Мать вступилась за Геннадия. Тут они и повздорили.
— Не любит она его, понимаешь? — внушала мужу Анна, когда они вечером сидели на крылечке. Летние вечера всегда так проводили. Дотемна до самого, после дел всех, сядут на верхнюю ступеньку и сидят. Дмитрий Константинович курит, Анна разговоры ведет:
— Жалко мне его. Чем с нелюбовью маяться, так уж лучше и совсем одному.
— Это что же за штука такая, любовь, по-твоему? — спросил Дмитрий Константинович. — Распустились вот, и все тут. «Мается…» А дети при чем? Вот ты с утра до вечера топчешься по хозяйству, и про любовь думать некогда. А может, тоже маешься?
— А чего про нее думать, про любовь? На ней душа человеческая и держится, — сказала Анна. Сказала как-то жалостливо. Не на судьбу в оглядке, а вроде как неудержанный вздох, что стеснение в груди облегчает, вырвался. — Голова да сердце, бывает, не в ладу живут. В церкву я тут ходила, ты уж не серчай, — продолжала Анна. — С Никитовной ходили. Поплакали, об Геночке бога просила. Может, и пособит. Ладу бы в его жизни надо. Ладу бы…
Видать, дошли материны молитвы до бога. Геннадий Дмитриевич по-прежнему живет со своей Галиной. Мать уже давно похоронили и отца вот в чужом городе зарыли в землю.
Лешаков все-таки спросил:
— А что, Гена, отца-то бы сюда привезть. С матерью бы рядом положить. — И все на Наталью посмотрели. А она — на всех и опустила голову виновато. А Геннадий Дмитриевич сказал:
— Юлька-сестра не захотела.
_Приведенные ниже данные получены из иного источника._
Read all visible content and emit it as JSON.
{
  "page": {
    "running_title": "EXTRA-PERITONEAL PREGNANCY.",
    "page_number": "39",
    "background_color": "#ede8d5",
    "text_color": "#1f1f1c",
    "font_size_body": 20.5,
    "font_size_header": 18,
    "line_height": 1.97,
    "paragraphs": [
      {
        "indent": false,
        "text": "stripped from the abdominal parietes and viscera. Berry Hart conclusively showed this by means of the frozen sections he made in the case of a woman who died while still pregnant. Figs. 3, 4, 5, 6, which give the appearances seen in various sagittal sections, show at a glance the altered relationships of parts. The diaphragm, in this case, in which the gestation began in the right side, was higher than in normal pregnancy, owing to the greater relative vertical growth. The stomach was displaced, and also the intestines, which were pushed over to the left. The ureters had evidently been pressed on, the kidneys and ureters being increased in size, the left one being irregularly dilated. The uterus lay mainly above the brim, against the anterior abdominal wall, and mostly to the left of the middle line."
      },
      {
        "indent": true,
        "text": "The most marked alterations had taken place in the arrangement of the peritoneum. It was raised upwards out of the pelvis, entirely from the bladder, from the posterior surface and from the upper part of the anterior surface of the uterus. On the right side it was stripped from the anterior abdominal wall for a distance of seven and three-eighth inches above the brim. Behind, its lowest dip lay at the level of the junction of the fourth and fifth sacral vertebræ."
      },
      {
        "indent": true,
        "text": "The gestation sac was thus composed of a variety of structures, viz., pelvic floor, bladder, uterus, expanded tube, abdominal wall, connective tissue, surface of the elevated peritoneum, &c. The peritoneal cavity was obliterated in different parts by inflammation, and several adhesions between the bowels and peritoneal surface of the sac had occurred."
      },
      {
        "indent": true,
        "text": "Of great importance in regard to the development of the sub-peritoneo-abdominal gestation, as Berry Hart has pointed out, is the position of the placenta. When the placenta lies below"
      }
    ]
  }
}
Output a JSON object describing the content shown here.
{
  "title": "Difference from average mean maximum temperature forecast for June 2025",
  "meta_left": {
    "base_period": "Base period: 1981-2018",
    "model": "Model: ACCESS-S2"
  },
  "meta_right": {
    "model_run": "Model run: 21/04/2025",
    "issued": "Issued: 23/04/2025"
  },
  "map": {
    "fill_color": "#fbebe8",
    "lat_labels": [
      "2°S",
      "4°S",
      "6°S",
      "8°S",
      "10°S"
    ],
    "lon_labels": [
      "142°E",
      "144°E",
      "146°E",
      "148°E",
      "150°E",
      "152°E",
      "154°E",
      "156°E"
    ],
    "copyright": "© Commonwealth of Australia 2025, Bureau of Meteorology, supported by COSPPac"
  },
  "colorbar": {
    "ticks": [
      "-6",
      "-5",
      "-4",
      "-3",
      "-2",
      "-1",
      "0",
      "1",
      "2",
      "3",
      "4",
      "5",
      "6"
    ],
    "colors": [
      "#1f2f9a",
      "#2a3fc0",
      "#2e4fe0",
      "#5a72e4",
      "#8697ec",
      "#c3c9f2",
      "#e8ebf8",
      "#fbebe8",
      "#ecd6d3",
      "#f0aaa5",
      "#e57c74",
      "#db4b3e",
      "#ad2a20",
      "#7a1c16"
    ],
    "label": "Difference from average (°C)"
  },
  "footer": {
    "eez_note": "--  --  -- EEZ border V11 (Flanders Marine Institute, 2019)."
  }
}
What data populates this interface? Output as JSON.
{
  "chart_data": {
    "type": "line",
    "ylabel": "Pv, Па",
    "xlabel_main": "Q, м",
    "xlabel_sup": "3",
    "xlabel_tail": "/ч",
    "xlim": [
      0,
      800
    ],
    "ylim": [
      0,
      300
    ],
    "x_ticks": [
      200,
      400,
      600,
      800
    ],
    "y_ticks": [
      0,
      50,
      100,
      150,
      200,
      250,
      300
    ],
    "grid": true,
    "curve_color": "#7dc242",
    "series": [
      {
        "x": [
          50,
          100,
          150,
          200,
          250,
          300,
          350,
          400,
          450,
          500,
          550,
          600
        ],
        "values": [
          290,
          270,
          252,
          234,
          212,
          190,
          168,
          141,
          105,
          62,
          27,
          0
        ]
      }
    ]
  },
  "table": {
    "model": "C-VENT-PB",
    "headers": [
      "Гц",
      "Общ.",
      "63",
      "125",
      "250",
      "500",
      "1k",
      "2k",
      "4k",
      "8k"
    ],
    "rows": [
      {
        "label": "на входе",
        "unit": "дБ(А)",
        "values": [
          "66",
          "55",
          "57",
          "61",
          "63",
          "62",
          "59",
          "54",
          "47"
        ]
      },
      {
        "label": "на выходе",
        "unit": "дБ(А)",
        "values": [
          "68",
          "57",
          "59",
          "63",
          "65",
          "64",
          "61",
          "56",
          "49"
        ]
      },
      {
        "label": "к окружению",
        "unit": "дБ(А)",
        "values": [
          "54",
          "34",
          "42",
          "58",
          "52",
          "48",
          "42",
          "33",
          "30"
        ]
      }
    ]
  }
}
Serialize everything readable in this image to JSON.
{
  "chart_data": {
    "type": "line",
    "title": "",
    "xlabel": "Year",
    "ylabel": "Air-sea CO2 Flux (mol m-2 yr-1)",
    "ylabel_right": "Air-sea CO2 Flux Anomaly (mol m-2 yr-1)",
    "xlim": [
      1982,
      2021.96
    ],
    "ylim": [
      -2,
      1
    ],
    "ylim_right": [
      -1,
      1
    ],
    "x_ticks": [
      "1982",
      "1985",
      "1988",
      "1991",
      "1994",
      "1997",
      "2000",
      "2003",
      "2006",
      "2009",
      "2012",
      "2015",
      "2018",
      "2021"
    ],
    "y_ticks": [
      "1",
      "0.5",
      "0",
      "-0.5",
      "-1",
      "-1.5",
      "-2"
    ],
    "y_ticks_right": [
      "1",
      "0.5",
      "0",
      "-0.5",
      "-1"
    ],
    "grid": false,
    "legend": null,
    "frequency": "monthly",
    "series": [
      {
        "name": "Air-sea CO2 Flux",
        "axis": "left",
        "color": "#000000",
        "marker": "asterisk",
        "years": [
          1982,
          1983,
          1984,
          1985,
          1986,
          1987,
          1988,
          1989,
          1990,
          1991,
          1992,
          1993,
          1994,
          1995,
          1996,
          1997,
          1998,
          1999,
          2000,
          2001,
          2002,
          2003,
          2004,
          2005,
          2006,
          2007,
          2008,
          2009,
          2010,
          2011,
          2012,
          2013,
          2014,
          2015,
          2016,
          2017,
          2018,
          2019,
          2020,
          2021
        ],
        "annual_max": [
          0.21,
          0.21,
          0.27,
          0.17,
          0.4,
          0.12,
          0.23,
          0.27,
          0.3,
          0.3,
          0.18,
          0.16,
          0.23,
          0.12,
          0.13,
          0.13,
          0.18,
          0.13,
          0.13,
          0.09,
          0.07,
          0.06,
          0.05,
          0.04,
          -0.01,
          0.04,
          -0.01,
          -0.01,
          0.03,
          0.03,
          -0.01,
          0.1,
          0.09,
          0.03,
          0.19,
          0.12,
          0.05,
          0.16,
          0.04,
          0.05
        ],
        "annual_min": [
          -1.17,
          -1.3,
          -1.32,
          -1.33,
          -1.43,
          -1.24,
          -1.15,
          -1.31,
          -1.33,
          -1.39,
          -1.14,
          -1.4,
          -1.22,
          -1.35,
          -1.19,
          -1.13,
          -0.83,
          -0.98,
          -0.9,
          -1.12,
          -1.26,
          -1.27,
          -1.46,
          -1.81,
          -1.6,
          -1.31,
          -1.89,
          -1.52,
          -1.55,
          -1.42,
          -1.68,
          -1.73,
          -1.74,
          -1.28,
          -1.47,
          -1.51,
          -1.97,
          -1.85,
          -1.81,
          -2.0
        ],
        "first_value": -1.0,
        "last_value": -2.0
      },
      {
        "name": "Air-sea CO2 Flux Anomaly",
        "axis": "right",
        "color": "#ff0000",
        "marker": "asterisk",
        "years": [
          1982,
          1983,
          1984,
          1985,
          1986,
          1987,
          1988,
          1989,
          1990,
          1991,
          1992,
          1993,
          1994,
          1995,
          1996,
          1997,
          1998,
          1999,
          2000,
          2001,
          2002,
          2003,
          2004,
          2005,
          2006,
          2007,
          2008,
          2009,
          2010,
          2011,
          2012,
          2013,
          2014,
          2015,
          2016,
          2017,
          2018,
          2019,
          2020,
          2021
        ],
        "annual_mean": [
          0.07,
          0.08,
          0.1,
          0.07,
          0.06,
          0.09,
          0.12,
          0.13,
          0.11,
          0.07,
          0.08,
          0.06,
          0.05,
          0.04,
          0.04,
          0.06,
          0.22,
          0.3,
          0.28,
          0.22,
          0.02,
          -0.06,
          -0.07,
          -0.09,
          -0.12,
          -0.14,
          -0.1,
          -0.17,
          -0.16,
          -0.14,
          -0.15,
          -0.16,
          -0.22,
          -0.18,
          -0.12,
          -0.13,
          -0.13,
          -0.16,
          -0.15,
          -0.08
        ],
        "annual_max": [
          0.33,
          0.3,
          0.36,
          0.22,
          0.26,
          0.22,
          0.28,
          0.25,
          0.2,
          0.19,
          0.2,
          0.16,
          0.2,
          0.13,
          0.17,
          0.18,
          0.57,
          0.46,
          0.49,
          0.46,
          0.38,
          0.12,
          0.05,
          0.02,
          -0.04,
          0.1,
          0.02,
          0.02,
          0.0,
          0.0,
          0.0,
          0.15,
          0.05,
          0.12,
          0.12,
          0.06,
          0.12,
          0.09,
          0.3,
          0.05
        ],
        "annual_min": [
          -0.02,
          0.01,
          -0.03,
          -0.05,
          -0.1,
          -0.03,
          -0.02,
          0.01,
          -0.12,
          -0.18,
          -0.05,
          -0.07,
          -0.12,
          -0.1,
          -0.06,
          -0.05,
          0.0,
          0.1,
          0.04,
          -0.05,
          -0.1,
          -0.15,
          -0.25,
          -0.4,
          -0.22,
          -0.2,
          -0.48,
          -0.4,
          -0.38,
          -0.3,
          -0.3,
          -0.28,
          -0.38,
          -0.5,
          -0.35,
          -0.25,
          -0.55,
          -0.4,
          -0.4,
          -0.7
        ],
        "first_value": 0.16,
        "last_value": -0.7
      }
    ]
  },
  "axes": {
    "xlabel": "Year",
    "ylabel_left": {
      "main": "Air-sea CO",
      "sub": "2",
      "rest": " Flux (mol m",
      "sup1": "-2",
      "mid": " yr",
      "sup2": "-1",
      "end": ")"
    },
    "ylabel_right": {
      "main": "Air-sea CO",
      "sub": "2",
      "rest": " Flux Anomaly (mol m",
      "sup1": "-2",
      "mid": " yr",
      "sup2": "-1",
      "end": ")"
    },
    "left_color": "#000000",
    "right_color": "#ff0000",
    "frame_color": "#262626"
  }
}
Мы ее телеграммой вызвали. В Тополинске, говорит, никого наших не осталось. А у нас хоть будет к кому на могилку сходить…
Замолчали за столом. Клавдия Лешакова поднялась. Встал и Григорий, за ним и другие соседи. Клавдия вдруг обняла Наталью, и заплакали они навзрыд, громко, как только бабы и умеют плакать. Остальные все вышли из избы. На крыльце Григорий поинтересовался:
— Дом-то неужто этой вертихвостке?
— Это еще с каких калачей? — удивился Геннадии Дмитриевич. — Она, можно сказать, его в гроб вогнала. Да лучше спалить. Я вот и приехал по этому делу.
— И то правильно, — Григорий понимающе покачал головой. — Ей что, дело молодое, завтра хахаля приведет. Мало их у нее тут?!
— И как старик такое учудил? — то ли удивился, то ли спросил Геннадий Дмитриевич.
— А это у них с прошлой зимы началось. Он тогда в больнице, помнишь, лежал долго. — Григорий полез в карман за папиросой. — А она тут приглядывала по хозяйству.
…Было так. Весь январь Дмитрий Константинович пробыл в больнице. Перед тем как лечь, упросил он соседскую квартирантку Наталью, молодую, лет сорока, шуструю толстушку, похозяйничать без него. Работала она уборщицей в местном магазине. Говорят, была замужем. А по нынешним временам жила эта рыжая с косой вокруг головы, на лицо симпатичная бабенка в свое удовольствие. Рассказывали, что и выпить не пропустит, и мужиков уж на всех трех Родниковых перебаламутила.